TL;DR
Zoë Hitzig, a former OpenAI researcher and Harvard junior fellow, resigned from the company on the same day it began testing ads in ChatGPT. In a New York Times essay, she warned that the intimate nature of ChatGPT conversations makes advertising far riskier than on traditional platforms.
A Facebook parallel
Hitzig spent two years at OpenAI helping shape how its AI models were built and priced. She argued that ChatGPT’s advertising strategy risks repeating the same trajectory as Facebook, which initially promised users control over their data before gradually eroding those protections.
Users have shared medical fears, relationship problems, and religious beliefs with ChatGPT, Hitzig wrote, often “because people believed they were talking to something that had no ulterior agenda.” She described this accumulated record as “an archive of human candor that has no precedent.”
“I believe the first iteration of ads will probably follow those principles,” Hitzig wrote. “But I’m worried subsequent iterations won’t, because the company is building an economic engine that creates strong incentives to override its own rules.”
The commercial shift
OpenAI’s ads appear on the free and $8-per-month Go subscription tiers for US users.

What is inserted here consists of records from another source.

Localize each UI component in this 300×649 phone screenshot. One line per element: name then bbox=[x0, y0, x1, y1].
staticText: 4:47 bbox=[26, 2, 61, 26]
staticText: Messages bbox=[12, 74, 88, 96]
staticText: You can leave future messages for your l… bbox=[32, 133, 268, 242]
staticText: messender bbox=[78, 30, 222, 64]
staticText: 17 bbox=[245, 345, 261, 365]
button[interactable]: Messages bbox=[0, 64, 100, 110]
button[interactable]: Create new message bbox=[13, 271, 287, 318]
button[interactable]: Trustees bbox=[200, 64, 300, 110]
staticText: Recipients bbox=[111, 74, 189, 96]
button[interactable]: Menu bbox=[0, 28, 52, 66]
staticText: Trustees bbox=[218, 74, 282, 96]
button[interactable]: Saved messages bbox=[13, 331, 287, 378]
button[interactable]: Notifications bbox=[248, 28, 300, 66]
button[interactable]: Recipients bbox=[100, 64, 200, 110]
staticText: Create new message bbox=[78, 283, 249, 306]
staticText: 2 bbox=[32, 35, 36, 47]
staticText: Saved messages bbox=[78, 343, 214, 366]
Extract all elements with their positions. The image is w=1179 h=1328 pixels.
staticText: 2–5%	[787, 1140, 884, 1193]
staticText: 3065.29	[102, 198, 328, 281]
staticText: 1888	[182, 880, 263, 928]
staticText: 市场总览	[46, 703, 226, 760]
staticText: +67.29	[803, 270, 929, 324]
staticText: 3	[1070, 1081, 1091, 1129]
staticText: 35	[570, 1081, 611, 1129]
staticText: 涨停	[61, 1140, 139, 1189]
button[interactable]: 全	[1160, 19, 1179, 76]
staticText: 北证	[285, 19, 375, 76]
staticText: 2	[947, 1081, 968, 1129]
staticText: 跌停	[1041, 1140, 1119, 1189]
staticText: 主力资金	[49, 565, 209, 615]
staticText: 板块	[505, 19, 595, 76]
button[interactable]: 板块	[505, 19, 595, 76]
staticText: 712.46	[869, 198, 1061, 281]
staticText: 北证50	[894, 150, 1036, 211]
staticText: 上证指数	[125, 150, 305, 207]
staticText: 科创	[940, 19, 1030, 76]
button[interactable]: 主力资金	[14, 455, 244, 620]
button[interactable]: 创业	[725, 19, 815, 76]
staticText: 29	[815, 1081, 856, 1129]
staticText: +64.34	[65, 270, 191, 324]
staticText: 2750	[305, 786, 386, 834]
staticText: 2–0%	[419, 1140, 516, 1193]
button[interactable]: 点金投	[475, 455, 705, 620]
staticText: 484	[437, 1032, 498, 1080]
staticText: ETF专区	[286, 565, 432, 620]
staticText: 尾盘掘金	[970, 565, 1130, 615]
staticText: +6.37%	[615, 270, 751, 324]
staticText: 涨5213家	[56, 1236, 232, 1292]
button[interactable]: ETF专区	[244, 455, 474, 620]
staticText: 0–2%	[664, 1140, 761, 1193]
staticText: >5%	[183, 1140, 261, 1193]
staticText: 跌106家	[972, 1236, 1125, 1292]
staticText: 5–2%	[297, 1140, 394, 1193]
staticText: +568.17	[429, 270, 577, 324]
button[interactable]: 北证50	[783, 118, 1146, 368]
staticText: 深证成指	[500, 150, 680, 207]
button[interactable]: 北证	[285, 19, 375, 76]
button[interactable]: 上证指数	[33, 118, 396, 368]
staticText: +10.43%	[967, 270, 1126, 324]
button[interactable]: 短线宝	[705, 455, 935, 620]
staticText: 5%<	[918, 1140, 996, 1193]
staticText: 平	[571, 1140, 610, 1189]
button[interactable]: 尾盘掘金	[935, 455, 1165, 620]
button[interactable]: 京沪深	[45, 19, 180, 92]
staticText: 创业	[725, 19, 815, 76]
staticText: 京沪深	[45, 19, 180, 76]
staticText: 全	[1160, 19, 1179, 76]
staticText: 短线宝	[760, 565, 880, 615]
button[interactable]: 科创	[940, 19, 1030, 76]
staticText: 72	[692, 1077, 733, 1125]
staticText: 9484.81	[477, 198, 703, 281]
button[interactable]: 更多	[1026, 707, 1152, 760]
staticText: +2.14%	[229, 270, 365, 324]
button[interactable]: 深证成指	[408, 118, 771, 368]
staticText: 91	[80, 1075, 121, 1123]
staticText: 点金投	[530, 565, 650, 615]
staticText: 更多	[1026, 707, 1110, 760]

Paid Plus, Pro, Business, Enterprise, and Education subscribers will not see advertising. The company has said ads will be clearly labelled and will not influence ChatGPT’s responses.
Hitzig said she left because “OpenAI seems to have stopped asking the questions I’d joined to help answer.”
Looking forward
The resignation adds to a pattern of departures by researchers concerned about the direction of major AI companies. As AI chatbots become more commercially driven, the question of whether intimate conversational data can coexist with advertising business models will become harder to avoid.